Hayatına girenlerin sayısı fazla olan bir kişinin “Ben bütün aşklarımı sende temize çektim,”  dediği sevgili olmak, iki tarafı keskin bıçak. Bugün sevdiğini önceleri başkalarının paylaştığını bilmek - son beraberliğin niteliğine bağlı olarak – rahatsız edebilir veya etmeyebilir insanı. Aslına bakılırsa, derinine inildiğinde anlamsızlaşan, bir ego veya sahiplenme duygusu, veya öncekilerle karşılaştırıldığında daha yetersiz ya da onlar kadar iyi bulunmama endişesinden gelir bu rahatsızlık. Nedense, özellikle erkeklerde, kendini Pamuk Prenses’in beklediği Beyaz Atlı Prens gibi görme eğilimi var. Biz daha etrafta yokken, şimdi sevdiğimizin, bir başkasını sevmiş olması bize karşı bir şey değil ki. Bizi daha tanımamışken yaşanmış olanın bizi tedirgin etmesinin mantığı var mı? Hatta gocunma sebebi olmamanın yanında, bizi tanıdıktan sonra tercihin biz oluşunu, bir anlamda bize yapılmış bir kompliman olarak görmek gerekmez mi? “ Ne yazık ki karşıma sonradan çıktın. Daha önce karşılaşsaydık, hayatımda diğerlerine yer olmazdı,” türü bir komplimandan bahsediyorum. Haaa, bizi tanıyıp, bizimle beraber olmaya karar verdikten sonra meselenin rengi tamamen değişir.

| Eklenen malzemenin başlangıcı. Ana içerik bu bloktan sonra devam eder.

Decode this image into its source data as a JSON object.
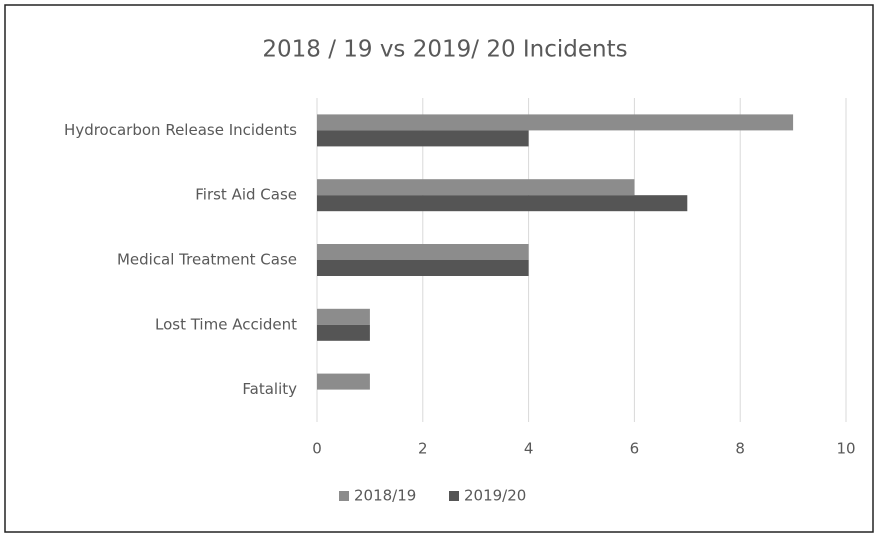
{
  "chart_data": {
    "type": "bar",
    "orientation": "horizontal",
    "title": "2018 / 19 vs 2019/ 20 Incidents",
    "categories": [
      "Hydrocarbon Release Incidents",
      "First Aid Case",
      "Medical Treatment Case",
      "Lost Time Accident",
      "Fatality"
    ],
    "series": [
      {
        "name": "2018/19",
        "color": "#8c8c8c",
        "values": [
          9,
          6,
          4,
          1,
          1
        ]
      },
      {
        "name": "2019/20",
        "color": "#555555",
        "values": [
          4,
          7,
          4,
          1,
          0
        ]
      }
    ],
    "xlim": [
      0,
      10
    ],
    "xticks": [
      0,
      2,
      4,
      6,
      8,
      10
    ],
    "grid": true,
    "legend": "bottom"
  }
}
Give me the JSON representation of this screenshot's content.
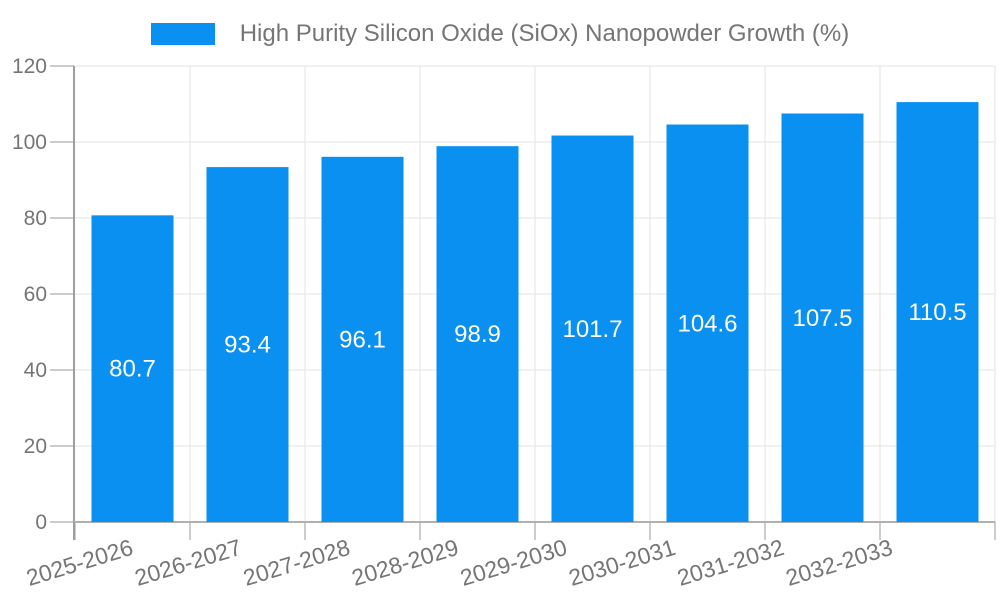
{
  "legend": {
    "label": "High Purity Silicon Oxide (SiOx) Nanopowder Growth (%)"
  },
  "chart_data": {
    "type": "bar",
    "title": "High Purity Silicon Oxide (SiOx) Nanopowder Growth (%)",
    "categories": [
      "2025-2026",
      "2026-2027",
      "2027-2028",
      "2028-2029",
      "2029-2030",
      "2030-2031",
      "2031-2032",
      "2032-2033"
    ],
    "series": [
      {
        "name": "High Purity Silicon Oxide (SiOx) Nanopowder Growth (%)",
        "values": [
          80.7,
          93.4,
          96.1,
          98.9,
          101.7,
          104.6,
          107.5,
          110.5
        ]
      }
    ],
    "value_labels": [
      "80.7",
      "93.4",
      "96.1",
      "98.9",
      "101.7",
      "104.6",
      "107.5",
      "110.5"
    ],
    "xlabel": "",
    "ylabel": "",
    "ylim": [
      0,
      120
    ],
    "yticks": [
      0,
      20,
      40,
      60,
      80,
      100,
      120
    ],
    "grid": true,
    "legend_position": "top",
    "x_label_rotation_deg": -17,
    "colors": {
      "bar": "#0990f0",
      "value_label": "#ffffff",
      "axis_text": "#757575",
      "gridline": "#e3e3e3",
      "axis_line": "#b0b0b0",
      "tick": "#cccccc",
      "background": "#ffffff"
    }
  }
}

İlk aşk hoş bir duygu zemini oluşturur demiştim aşkın dönemleri sohbetime başlarken. Bu bahsi bitirirken şöyle derim. Bu doğru da, son sevgilinin yeri de bambaşkadır. Şunu duymuştum: Kadın ya da erkek olsun, en yoğun duygularla sevgililerini, ama en çok ve en uzun süreyle eşlerini severlermiş. Ben katılıyorum; ya siz?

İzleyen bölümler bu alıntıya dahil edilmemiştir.